Sopogy Press Release
PRESS RELEASE
FOR IMMEDIATE RELEASE

Date: June 29, 2007

Subject: State of Hawaii approves $10 million dollars for Sopogy solar farm bonds

Contact: Darren T. Kimura, President and CEO

Tel: (808) 216-3478

email: dkimura@sopogy.org

State of Hawaii approves $10 million dollars for Sopogy Solar Farm Bonds

Honolulu, HI - Sopogy, Inc. announced today it received Governor Linda Lingle’s approval for the issuance of special purpose revenue bonds. Act 229 authorizes the issuance of $10,000,000 in special purpose revenue bonds to Sopogy Inc., to assist with planning, designing, constructing, equipping and operating a solar farm power plant at the Natural Energy Laboratory of Hawaii Authority or another suitable site in Hawaii.

“This is an important step in supporting renewable energy and helps break Hawaii’s bonds to imported fossil fuels. We commend the leadership and vision of Vice Chairman Jon Riki Karamatsu who authored the bill, the 2007 Hawaii State Legislature, and Governor Linda Lingle” said Darren T. Kimura, President and CEO of Sopogy Inc.
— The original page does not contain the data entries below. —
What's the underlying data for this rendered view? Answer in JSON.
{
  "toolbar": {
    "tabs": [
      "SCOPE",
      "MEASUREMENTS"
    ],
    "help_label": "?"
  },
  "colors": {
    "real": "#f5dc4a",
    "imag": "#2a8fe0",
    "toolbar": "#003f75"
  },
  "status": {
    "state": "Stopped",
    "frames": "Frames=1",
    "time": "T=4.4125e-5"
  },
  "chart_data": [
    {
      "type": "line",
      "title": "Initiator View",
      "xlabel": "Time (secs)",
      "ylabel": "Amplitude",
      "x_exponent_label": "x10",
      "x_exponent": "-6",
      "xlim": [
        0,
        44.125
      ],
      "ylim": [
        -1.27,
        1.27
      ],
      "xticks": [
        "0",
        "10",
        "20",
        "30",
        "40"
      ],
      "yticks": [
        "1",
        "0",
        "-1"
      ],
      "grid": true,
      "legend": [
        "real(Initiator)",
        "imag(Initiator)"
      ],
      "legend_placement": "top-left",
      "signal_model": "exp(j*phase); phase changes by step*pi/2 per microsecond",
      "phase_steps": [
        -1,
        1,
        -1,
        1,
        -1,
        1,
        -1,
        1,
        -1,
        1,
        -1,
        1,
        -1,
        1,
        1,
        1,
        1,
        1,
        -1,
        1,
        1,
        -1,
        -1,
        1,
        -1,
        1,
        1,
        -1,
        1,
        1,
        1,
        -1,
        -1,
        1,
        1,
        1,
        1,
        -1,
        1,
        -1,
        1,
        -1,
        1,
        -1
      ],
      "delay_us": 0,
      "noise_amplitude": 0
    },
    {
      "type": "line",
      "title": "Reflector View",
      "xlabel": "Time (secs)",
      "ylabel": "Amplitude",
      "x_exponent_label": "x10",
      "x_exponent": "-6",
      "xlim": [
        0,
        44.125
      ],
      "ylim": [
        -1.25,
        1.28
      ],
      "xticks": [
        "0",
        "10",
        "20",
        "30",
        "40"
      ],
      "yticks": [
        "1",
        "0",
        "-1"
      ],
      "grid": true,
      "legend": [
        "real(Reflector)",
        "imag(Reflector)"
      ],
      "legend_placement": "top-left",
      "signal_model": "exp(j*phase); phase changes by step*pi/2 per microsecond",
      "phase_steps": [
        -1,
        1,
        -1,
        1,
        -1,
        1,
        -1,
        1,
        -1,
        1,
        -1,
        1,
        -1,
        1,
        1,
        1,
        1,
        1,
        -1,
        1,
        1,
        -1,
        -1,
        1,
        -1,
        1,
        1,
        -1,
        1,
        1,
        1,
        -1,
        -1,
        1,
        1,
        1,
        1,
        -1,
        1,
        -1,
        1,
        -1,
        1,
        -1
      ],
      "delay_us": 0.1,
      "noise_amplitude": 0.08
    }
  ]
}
NELHA (Natural Energy Laboratory of Hawaii) is an important location for this project as it has some of the highest solar energy of any coastal location in the USA. With new technology companies seeking its unique deep ocean water comes new electric power needs. “Sopogy’s clean power solutions will help NELHA continue to grow, while achieving the energy park’s mission and focus on natural energy. We are excited to lead the next generation of renewable energy research at the park and look forward to working with Hawaiian Electric in making this clean solar power project a reality” added Kimura.

About Sopogy, Inc.

Sopogy, Inc. (www.sopogy.org) is dedicated to enabling the renewable energy economy by dramatically increasing energy production through widespread use of its Concentrated Solar Power (CSP) technologies. Sopogy offers a cost-effective method for producing process heat used to create electricity, air conditioning, steam and hot water.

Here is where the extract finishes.